When I talk about the lab, I don't mean those thousands of test tubes with smoke and liquid of different colors, although they will probably exist there, but technological items that are under development (or will be developed) that will directly impact the residents. . The Japanese company will invite researchers and scientists from around the world to develop their projects in this real-world incubator.
Just to give you an idea, homes will be "factory-left" with artificial intelligence sensors that will facilitate day-to-day activities such as shopping or littering when full. In the video of project announcement which you can check out below, you can even see a robot cooking for the family! Smarter cities, this is the flag I've always raised!
Of course Toyota would not stop thinking of something for locomotion either. Nowadays, when we think of a road, we have basically the street and the sidewalk. Woven City's model will be different: an area for high-speed vehicles such as cars and buses, a pedestrian lane and low-speed individual vehicles, and a pedestrian-only third that will be surrounded by plants and trees. That way you will choose the pace to follow. In addition, the main streets will only have autonomous vehicles that do not emit carbon, an idea led by Toyota e-Palletes.

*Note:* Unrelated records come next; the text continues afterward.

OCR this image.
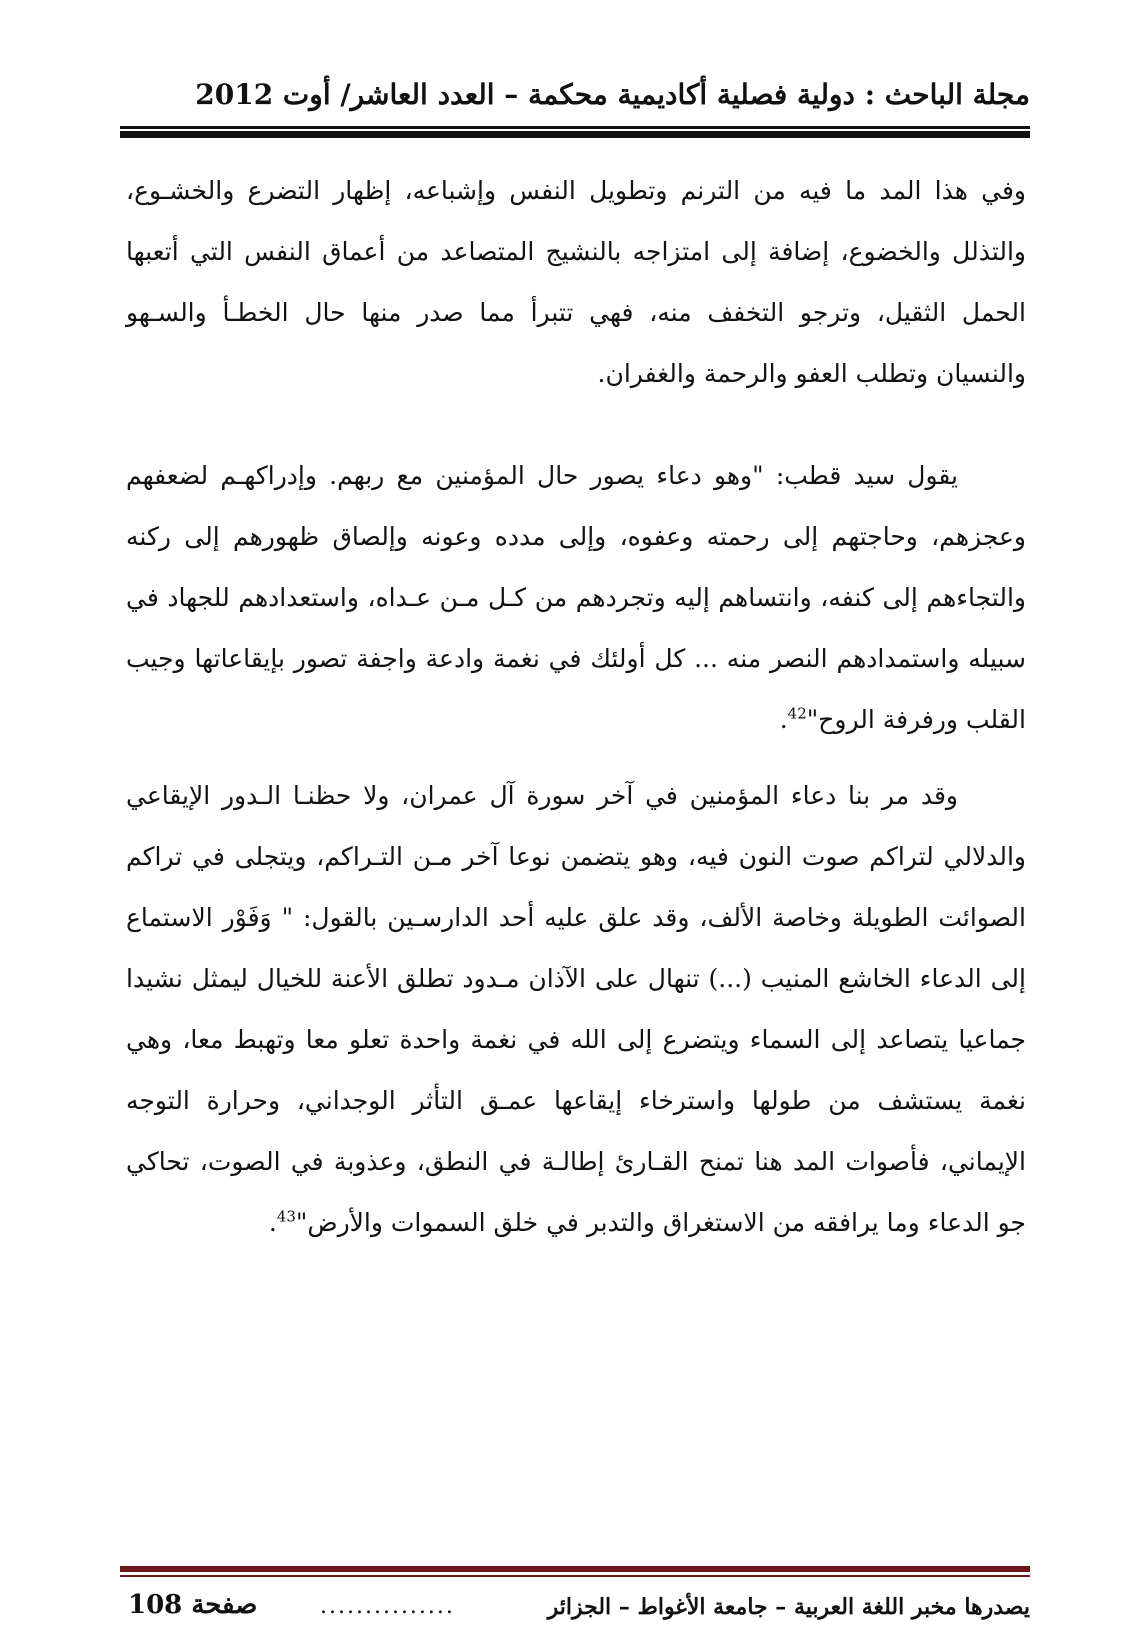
مجلة الباحث : دولية فصلية أكاديمية محكمة – العدد العاشر/ أوت 2012

وفي هذا المد ما فيه من الترنم وتطويل النفس وإشباعه، إظهار التضرع والخشـوع، والتذلل والخضوع، إضافة إلى امتزاجه بالنشيج المتصاعد من أعماق النفس التي أتعبها الحمل الثقيل، وترجو التخفف منه، فهي تتبرأ مما صدر منها حال الخطـأ والسـهو والنسيان وتطلب العفو والرحمة والغفران.

يقول سيد قطب: "وهو دعاء يصور حال المؤمنين مع ربهم. وإدراكهـم لضعفهم وعجزهم، وحاجتهم إلى رحمته وعفوه، وإلى مدده وعونه وإلصاق ظهورهم إلى ركنه والتجاءهم إلى كنفه، وانتساهم إليه وتجردهم من كـل مـن عـداه، واستعدادهم للجهاد في سبيله واستمدادهم النصر منه ... كل أولئك في نغمة وادعة واجفة تصور بإيقاعاتها وجيب القلب ورفرفة الروح"$^{42}$.

وقد مر بنا دعاء المؤمنين في آخر سورة آل عمران، ولا حظنـا الـدور الإيقاعي والدلالي لتراكم صوت النون فيه، وهو يتضمن نوعا آخر مـن التـراكم، ويتجلى في تراكم الصوائت الطويلة وخاصة الألف، وقد علق عليه أحد الدارسـين بالقول: " وَفَوْر الاستماع إلى الدعاء الخاشع المنيب (...) تنهال على الآذان مـدود تطلق الأعنة للخيال ليمثل نشيدا جماعيا يتصاعد إلى السماء ويتضرع إلى الله في نغمة واحدة تعلو معا وتهبط معا، وهي نغمة يستشف من طولها واسترخاء إيقاعها عمـق التأثر الوجداني، وحرارة التوجه الإيماني، فأصوات المد هنا تمنح القـارئ إطالـة في النطق، وعذوبة في الصوت، تحاكي جو الدعاء وما يرافقه من الاستغراق والتدبر في خلق السموات والأرض"$^{43}$.

يصدرها مخبر اللغة العربية – جامعة الأغواط – الجزائر
...............
صفحة 108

Designed to be fully sustainable, in a combination of typical Japanese constructions and robotic production methods, the buildings will be made primarily of traditional timber from the country, which will help reduce the ecological footprint.
Sounds like a good idea, doesn't it? I'm already looking forward to visiting the project next year and I'm sure Woven City with Mount Fuji in the background will be more than just an incredible landscape to have in a picture frame.